Anniversaries have a set script. After the first year, you get something made out of paper. At the 12th (!), you get pearls. If you subscribe to the whole "diamonds are forever" thing, you can "honor her with a diamond anniversary ring that celebrates your love and commitment" on any year, according to some highly gendered ad copy from Zales.
Of course, that's all bullshit.
Celebrating your anniversary can be an incredibly important marker of continued dedication to a relationship, but it doesn't necessarily have to come with $101.96 long stem roses or a $4,299 white gold diamond ring.
That's because the best anniversary gifts probably won't even fit in a box. When it comes down to celebrating love, you really should be spending on experiences.
Experiences trump objects: While a new watch will eventually lose its novelty, the trip you both took to Costa Rica will play on as a funny story you tell at dinner parties. Still reliving that time you saw Mumford and Sons with your significant other? Of course. What about that time they gave you new linens, or even that tennis bracelet? Not so much.
Researchers from Cornell University found that when it comes to gift giving, experiential purchases make people a lot happier than material purchases. The 2014 study, published in the journal Psychological Science, found that the enjoyment of an experience-based gift goes far beyond the purchase.
One reason is because even if the experience is fleeting, the enjoyment of it starts before it even arrives. People who anticipate experiences, those concert tickets or airline reservations burning a hole in their pockets, are far happier than those who simply purchase an item outright.
"You can think about waiting for a delicious meal at a nice restaurant or looking forward to a vacation," study co-author Amit Kumar told the Atlantic, "and how different that feels from waiting for, say, your pre-ordered iPhone to arrive."
Not only can you not share in the experience of a diamond necklace with someone, but it ultimately doesn't really affect who you are or how you relate to your S.O. in the long term. An experience, on the other hand, sticks with you.
As the Atlantic's James Hamblin writes, experiential gifts are powerful because ultimately they're not about a gift, they're about "identity, connection and social behavior." Our experiences are, after all, what we're made of — we carry memories of them, and they contribute to who we become.
Celebrating with something shared: "My partner and I of 10 years either throw a party or take a mini vacation," Amy, 30, told Mic of her non-material anniversary tradition. She's onto something.
A 2013 study in the journal Person Relationships asked 83 couples about their shared relationship activities and found that those who went on satisfying and stress-free activities together had higher relationship quality, both in the short and long term.
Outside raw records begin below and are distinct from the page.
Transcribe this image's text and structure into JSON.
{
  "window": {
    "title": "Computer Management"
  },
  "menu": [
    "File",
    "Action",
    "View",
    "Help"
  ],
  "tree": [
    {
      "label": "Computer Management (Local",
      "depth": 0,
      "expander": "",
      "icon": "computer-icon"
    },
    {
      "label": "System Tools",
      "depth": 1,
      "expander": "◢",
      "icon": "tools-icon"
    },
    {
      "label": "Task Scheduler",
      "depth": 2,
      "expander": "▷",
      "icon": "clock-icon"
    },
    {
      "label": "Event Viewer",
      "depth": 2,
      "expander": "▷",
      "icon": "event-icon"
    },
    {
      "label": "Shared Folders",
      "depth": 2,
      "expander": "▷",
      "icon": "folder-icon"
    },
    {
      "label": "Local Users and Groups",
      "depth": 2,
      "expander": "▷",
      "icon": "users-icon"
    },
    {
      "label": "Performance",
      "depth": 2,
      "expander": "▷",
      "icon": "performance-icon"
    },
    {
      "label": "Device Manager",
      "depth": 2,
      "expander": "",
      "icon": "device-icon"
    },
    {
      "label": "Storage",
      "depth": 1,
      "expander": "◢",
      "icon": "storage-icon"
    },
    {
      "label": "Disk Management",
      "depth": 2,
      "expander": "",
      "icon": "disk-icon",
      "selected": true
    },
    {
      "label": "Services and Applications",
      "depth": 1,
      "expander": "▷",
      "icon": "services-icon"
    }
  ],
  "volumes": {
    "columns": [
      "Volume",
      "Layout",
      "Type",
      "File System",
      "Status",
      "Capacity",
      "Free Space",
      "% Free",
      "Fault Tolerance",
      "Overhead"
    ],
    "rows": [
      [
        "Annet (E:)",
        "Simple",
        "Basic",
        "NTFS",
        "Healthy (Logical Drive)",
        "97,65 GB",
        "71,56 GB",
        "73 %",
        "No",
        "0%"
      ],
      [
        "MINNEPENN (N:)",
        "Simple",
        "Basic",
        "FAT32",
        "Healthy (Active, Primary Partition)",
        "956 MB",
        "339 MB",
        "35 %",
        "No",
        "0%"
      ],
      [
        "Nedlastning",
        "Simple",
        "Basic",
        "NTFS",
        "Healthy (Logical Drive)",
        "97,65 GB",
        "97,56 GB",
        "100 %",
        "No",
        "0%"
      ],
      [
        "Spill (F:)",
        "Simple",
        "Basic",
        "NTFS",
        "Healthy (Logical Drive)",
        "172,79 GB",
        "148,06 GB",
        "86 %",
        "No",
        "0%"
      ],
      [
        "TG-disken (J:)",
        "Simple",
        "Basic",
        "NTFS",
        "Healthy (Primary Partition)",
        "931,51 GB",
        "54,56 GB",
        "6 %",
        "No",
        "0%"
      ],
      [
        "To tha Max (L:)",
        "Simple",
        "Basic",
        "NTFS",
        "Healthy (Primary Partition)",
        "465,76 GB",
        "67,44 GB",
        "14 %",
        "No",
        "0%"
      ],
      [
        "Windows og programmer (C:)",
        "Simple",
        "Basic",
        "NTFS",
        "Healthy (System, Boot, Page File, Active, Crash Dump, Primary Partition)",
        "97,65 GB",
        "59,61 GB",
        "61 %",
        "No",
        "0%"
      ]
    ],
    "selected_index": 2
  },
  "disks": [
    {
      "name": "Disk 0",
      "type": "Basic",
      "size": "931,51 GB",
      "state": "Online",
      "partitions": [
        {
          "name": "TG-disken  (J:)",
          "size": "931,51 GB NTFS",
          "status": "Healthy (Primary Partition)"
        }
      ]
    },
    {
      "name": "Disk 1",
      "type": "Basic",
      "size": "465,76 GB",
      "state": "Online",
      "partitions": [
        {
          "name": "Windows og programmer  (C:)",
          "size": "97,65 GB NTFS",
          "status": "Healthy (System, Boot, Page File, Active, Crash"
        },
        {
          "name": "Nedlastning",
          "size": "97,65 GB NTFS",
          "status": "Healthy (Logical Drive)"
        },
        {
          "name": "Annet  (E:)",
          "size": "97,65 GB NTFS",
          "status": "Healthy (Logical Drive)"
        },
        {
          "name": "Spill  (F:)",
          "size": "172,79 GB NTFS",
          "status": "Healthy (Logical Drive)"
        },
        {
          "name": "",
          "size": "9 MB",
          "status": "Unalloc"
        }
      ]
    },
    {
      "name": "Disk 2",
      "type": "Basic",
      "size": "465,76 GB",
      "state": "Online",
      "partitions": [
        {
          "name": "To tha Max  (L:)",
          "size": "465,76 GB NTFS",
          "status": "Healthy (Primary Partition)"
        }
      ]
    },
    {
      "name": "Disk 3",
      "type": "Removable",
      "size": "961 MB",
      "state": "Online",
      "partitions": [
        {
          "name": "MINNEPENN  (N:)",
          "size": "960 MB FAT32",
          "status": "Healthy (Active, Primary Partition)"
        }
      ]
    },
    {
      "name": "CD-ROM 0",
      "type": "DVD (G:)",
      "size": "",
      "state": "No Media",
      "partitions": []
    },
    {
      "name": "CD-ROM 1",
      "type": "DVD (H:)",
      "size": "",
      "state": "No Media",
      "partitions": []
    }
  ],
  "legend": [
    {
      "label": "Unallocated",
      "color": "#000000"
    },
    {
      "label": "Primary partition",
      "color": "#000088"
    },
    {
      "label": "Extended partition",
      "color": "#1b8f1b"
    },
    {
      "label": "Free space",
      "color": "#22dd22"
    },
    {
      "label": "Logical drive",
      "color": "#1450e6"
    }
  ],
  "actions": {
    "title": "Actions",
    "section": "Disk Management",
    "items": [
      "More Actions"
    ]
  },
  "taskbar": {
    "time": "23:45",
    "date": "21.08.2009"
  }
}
That's because meaningful shared experience can help form a mini "group identity" and remind couples of what first brought them together.
Novel experiences — yes, like that Broadway show or that skiing trip — have also been proven to strengthen relationship quality and can stay with us for a long time. Home blog the Nest offers some ideas that go beyond products, such as revisiting the place where you went on your first date or co-planning a two-event date for each other.
And they don't need to cost money. "My husband draws me comics of our adventures from the previous year," Kate told Mic. "It gets me in the feels every time."
"I always give a BJ. One size fits all," one woman joked to Mic.
Whether we think anniversaries are even worth celebrating, commemorating staying together is only meaningful when couples remember why their relationship is so significant and special in the first place.
"Whether it's getting a massage and staying at a B&B or cooking dinner at home together, true human connection within a couple will win over anything," Sally, 32, a woman in a committed relationship, told Mic. Now that's really valuable.